Spektrographische Analyse basierend aufBeobachtungen des Hubble-Teleskops zeigten erstmals das Vorhandensein von zweiatomigem Schwefel, Schwefelkohlenstoff, Schwefelwasserstoff und Ammoniak in der Atmosphäre des Planeten. Gleichzeitig überstieg die von den Instrumenten erfasste Schwefelmenge die Menge, die mit dem Kometen auf den Planeten hätte gelangen können, was bedeutet, dass sie aus den Eingeweiden des Jupiter stammte. Darüber hinaus erfassten Forscher erstmals die Strahlung schwerer Atome wie Eisen, Magnesium und Silizium. Ihre Zahl war auch größer, als der Kern des Kometen aufnehmen konnte.
Die Folgen des Zusammenstoßes manifestierten sich im Innerenmehrere Jahre nach dem Ereignis selbst und ermöglichte es den Astronomen, mehr über die Eigenschaften von Gasriesen zu erfahren. Beispielsweise waren die Wellen auf Jupiters Hauptring, die Galileo nach der Kollision entdeckte, noch 17 Jahre später sichtbar, als die Raumsonde New Horizons 2011 vorbeiflog.
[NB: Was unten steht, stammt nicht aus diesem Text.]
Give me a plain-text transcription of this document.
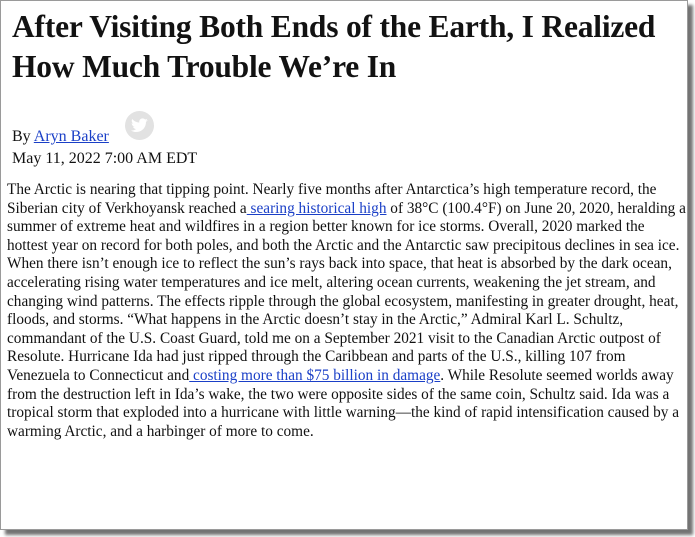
After Visiting Both Ends of the Earth, I Realized How Much Trouble We’re In
By Aryn Baker
May 11, 2022 7:00 AM EDT

The Arctic is nearing that tipping point. Nearly five months after Antarctica’s high temperature record, the Siberian city of Verkhoyansk reached a searing historical high of 38°C (100.4°F) on June 20, 2020, heralding a summer of extreme heat and wildfires in a region better known for ice storms. Overall, 2020 marked the hottest year on record for both poles, and both the Arctic and the Antarctic saw precipitous declines in sea ice. When there isn’t enough ice to reflect the sun’s rays back into space, that heat is absorbed by the dark ocean, accelerating rising water temperatures and ice melt, altering ocean currents, weakening the jet stream, and changing wind patterns. The effects ripple through the global ecosystem, manifesting in greater drought, heat, floods, and storms. “What happens in the Arctic doesn’t stay in the Arctic,” Admiral Karl L. Schultz, commandant of the U.S. Coast Guard, told me on a September 2021 visit to the Canadian Arctic outpost of Resolute. Hurricane Ida had just ripped through the Caribbean and parts of the U.S., killing 107 from Venezuela to Connecticut and costing more than $75 billion in damage. While Resolute seemed worlds away from the destruction left in Ida’s wake, the two were opposite sides of the same coin, Schultz said. Ida was a tropical storm that exploded into a hurricane with little warning—the kind of rapid intensification caused by a warming Arctic, and a harbinger of more to come.
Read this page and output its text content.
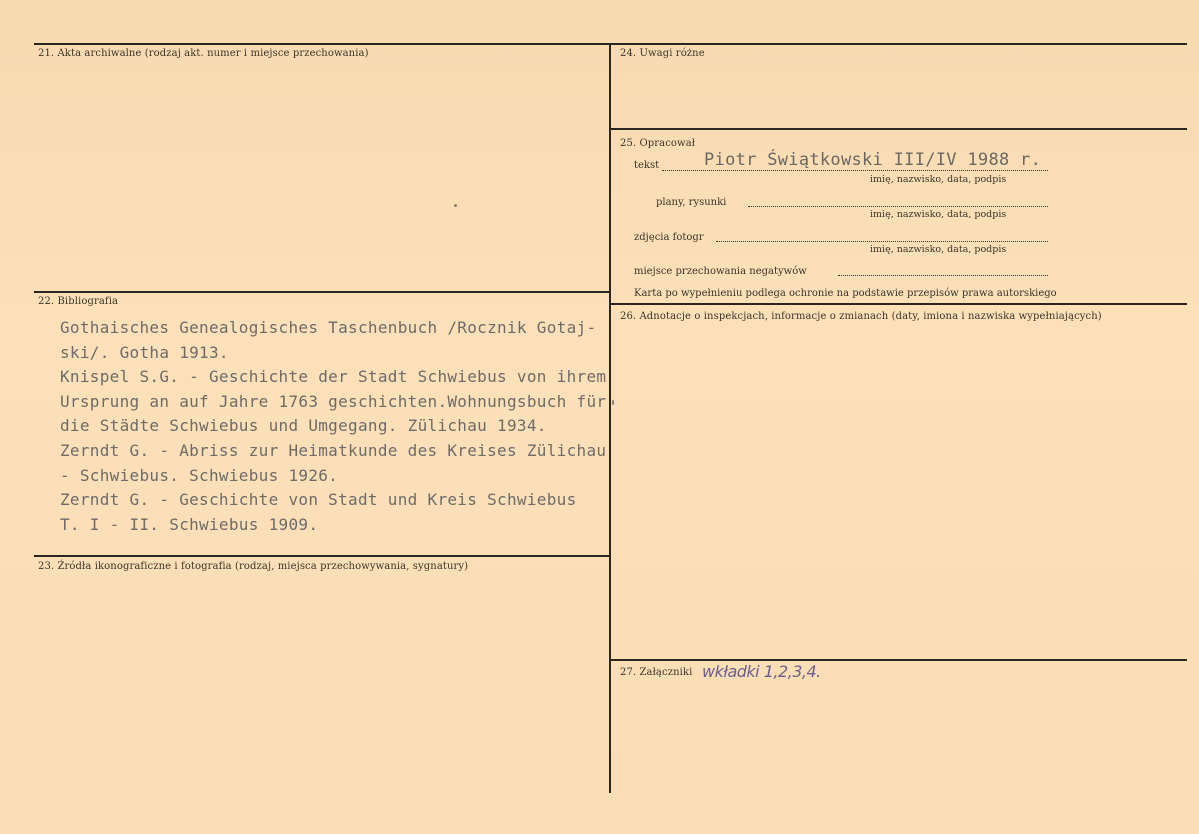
21. Akta archiwalne (rodzaj akt. numer i miejsce przechowania)
22. Bibliografia
Gothaisches Genealogisches Taschenbuch /Rocznik Gotaj-
ski/. Gotha 1913.
Knispel S.G. - Geschichte der Stadt Schwiebus von ihrem
Ursprung an auf Jahre 1763 geschichten.Wohnungsbuch für
die Städte Schwiebus und Umgegang. Zülichau 1934.
Zerndt G. - Abriss zur Heimatkunde des Kreises Zülichau
- Schwiebus. Schwiebus 1926.
Zerndt G. - Geschichte von Stadt und Kreis Schwiebus
T. I - II. Schwiebus 1909.
23. Źródła ikonograficzne i fotografia (rodzaj, miejsca przechowywania, sygnatury)
24. Uwagi różne
25. Opracował
tekst	Piotr Świątkowski III/IV 1988 r.
imię, nazwisko, data, podpis
plany, rysunki
imię, nazwisko, data, podpis
zdjęcia fotogr
imię, nazwisko, data, podpis
miejsce przechowania negatywów
Karta po wypełnieniu podlega ochronie na podstawie przepisów prawa autorskiego
26. Adnotacje o inspekcjach, informacje o zmianach (daty, imiona i nazwiska wypełniających)
27. Załączniki wkładki 1,2,3,4.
Und die Beobachtungen des Weltraumteleskops Herschel in2013 (fast 20 Jahre nach der Kollision) zeigte sich, dass auf der Südhalbkugel des Jupiters die Wasserkonzentration höher ist und das meiste davon an Orten konzentriert ist, an denen Fragmente des Kometen niedergegangen sind.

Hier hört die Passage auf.